Interestingly the left join trick does not even work here, only the FK corrects the estimations and therefore the plan:

/* left join trick not working*/ 

explain
with a_b as (
    select a.id a_id,b.id b_id,a.txt a_txt,b.txt b_txt 
    from a LEFT join b 
    on a.id = b.id and a.txt = b.txt
)
select * from a_b inner join c 
on a_b.a_id = c.id and a_b.b_txt = c.txt and a_b.b_id = c.id and a_b.a_txt = c.id::text;

/*QUERY PLAN                                                           |
-----------------------------------------------------------------------+
Nested Loop  (cost=1216.00..921352.51 rows=1 width=30)                 |
  Join Filter: ((a.id = c.id) AND (a.txt = c.txt))                     |
  ->  Hash Join  (cost=1216.00..2132.01 rows=1 width=18)               |
        Hash Cond: ((a.id = b.id) AND (a.txt = b.txt))                 |
        ->  Seq Scan on a  (cost=0.00..616.00 rows=40000 width=9)      |
        ->  Hash  (cost=616.00..616.00 rows=40000 width=9)             |
              ->  Seq Scan on b  (cost=0.00..616.00 rows=40000 width=9)|
  ->  Seq Scan on c  (cost=0.00..916220.48 rows=200001 width=12)       |
        Filter: (txt = (id)::text)                                     |*/

/* with the FK the plan is correct */ 

CREATE UNIQUE INDEX unq_b ON b USING btree (id,txt);
alter table a add constraint fk_a foreign key (id,txt) references b (id,txt); 
        
explain
with a_b as (
    select a.id a_id,b.id b_id,a.txt a_txt,b.txt b_txt 
    from a join b 
    on a.id = b.id and a.txt = b.txt
)
select * from a_b inner join c 
on a_b.a_id = c.id and a_b.b_txt = c.txt and a_b.b_id = c.id and a_b.a_txt = c.id::text;

/*QUERY PLAN                                                                   |
-----------------------------------------------------------------------------+
Hash Join  (cost=2642.00..920362.50 rows=1 width=30)                         |
  Hash Cond: ((c.id = a.id) AND (c.txt = a.txt))                             |
  ->  Seq Scan on c  (cost=0.00..916220.48 rows=200001 width=12)             |
        Filter: (txt = (id)::text)                                           |
  ->  Hash  (cost=2042.00..2042.00 rows=40000 width=18)                      |
        ->  Hash Join  (cost=1216.00..2042.00 rows=40000 width=18)           |
              Hash Cond: ((a.id = b.id) AND (a.txt = b.txt))                 |
              ->  Seq Scan on a  (cost=0.00..616.00 rows=40000 width=9)      |
              ->  Hash  (cost=616.00..616.00 rows=40000 width=9)             |
                    ->  Seq Scan on b  (cost=0.00..616.00 rows=40000 width=9)|*/

Screenshot of the execution plan of the real world example that this sample is based on (green arrows show the problem).

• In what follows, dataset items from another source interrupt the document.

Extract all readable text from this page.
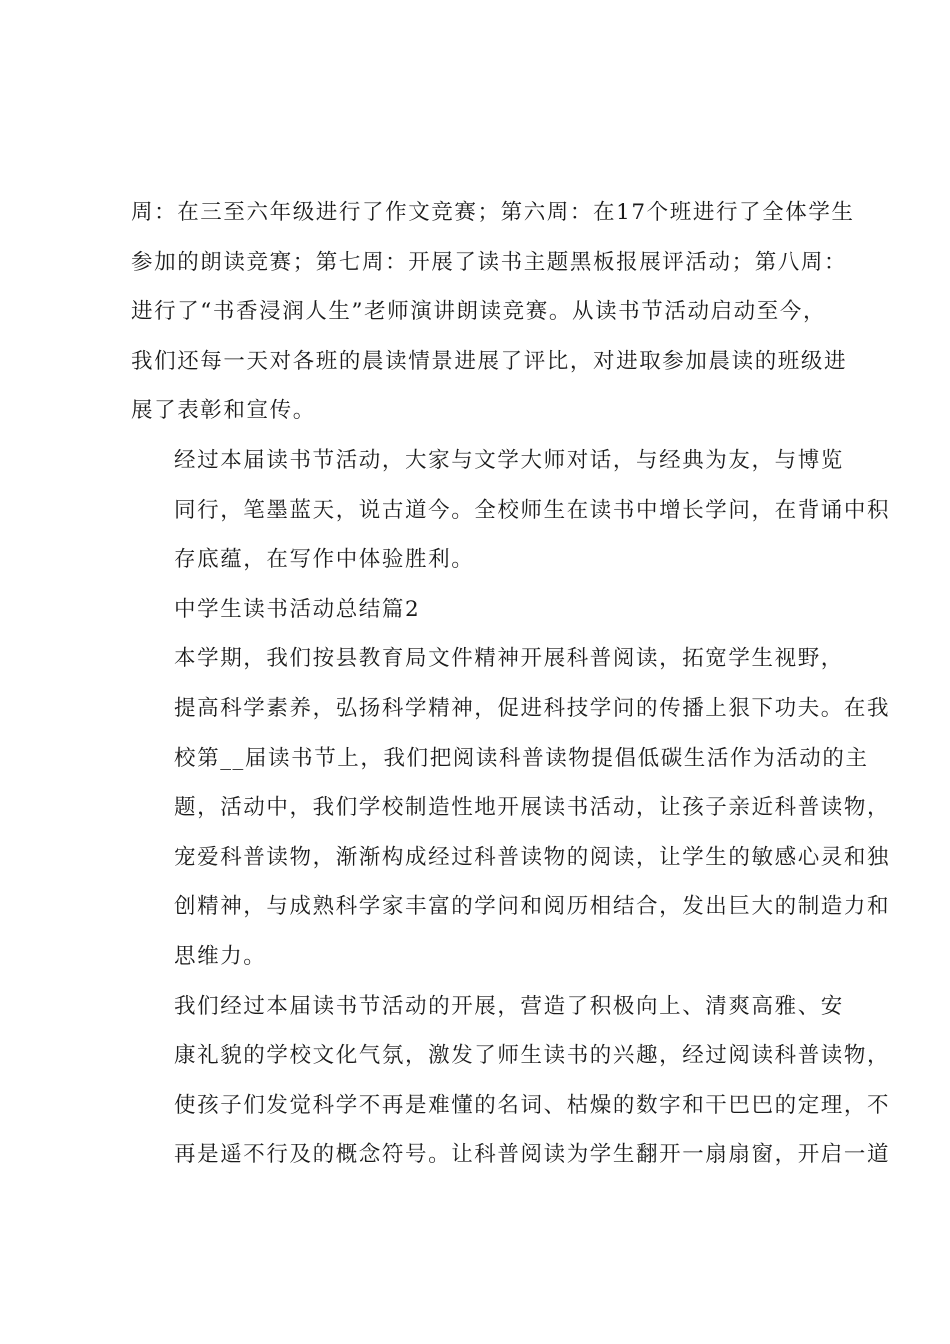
周：在三至六年级进行了作文竞赛；第六周：在17个班进行了全体学生
参加的朗读竞赛；第七周：开展了读书主题黑板报展评活动；第八周：
进行了“书香浸润人生”老师演讲朗读竞赛。从读书节活动启动至今，
我们还每一天对各班的晨读情景进展了评比，对进取参加晨读的班级进
展了表彰和宣传。

经过本届读书节活动，大家与文学大师对话，与经典为友，与博览
同行，笔墨蓝天，说古道今。全校师生在读书中增长学问，在背诵中积
存底蕴，在写作中体验胜利。

中学生读书活动总结篇2

本学期，我们按县教育局文件精神开展科普阅读，拓宽学生视野，
提高科学素养，弘扬科学精神，促进科技学问的传播上狠下功夫。在我
校第__届读书节上，我们把阅读科普读物提倡低碳生活作为活动的主
题，活动中，我们学校制造性地开展读书活动，让孩子亲近科普读物，
宠爱科普读物，渐渐构成经过科普读物的阅读，让学生的敏感心灵和独
创精神，与成熟科学家丰富的学问和阅历相结合，发出巨大的制造力和
思维力。

我们经过本届读书节活动的开展，营造了积极向上、清爽高雅、安
康礼貌的学校文化气氛，激发了师生读书的兴趣，经过阅读科普读物，
使孩子们发觉科学不再是难懂的名词、枯燥的数字和干巴巴的定理，不
再是遥不行及的概念符号。让科普阅读为学生翻开一扇扇窗，开启一道
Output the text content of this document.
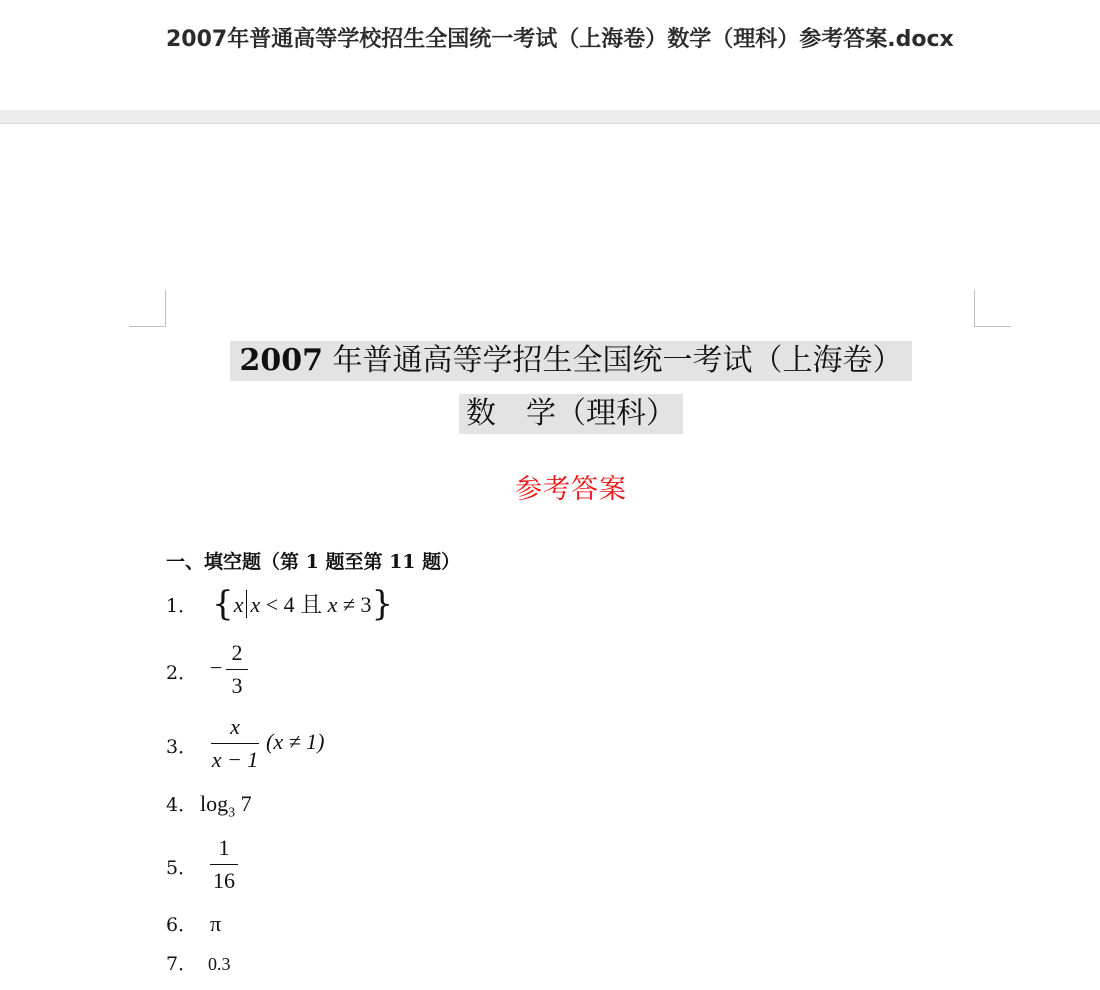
2007年普通高等学校招生全国统一考试（上海卷）数学（理科）参考答案.docx
2007 年普通高等学招生全国统一考试（上海卷）
数　学（理科）
参考答案
一、填空题（第 1 题至第 11 题）
1． {x x < 4 且 x ≠ 3}
2． −
2
3
3．
x
x − 1
(x ≠ 1)
4． $\log_3 7$
5．
1
16
6． π
7． 0.3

Note that the real world example has the 1:1 problem 2 times in a row (2 FKs would solve it here):

enter image description here


Solution

  • There are no cross-table statistics in PostgreSQL, so you won't be able to fix that bad estimate. If that is part of a bigger query and the misestimate causes a problem, you could split the query in two parts: first calculate the subquery with the bad estimate and populate a temporary table with it, then ANALYZE that temporary table to make sure the estimates are correct, then use the temporary table with the rest of your query.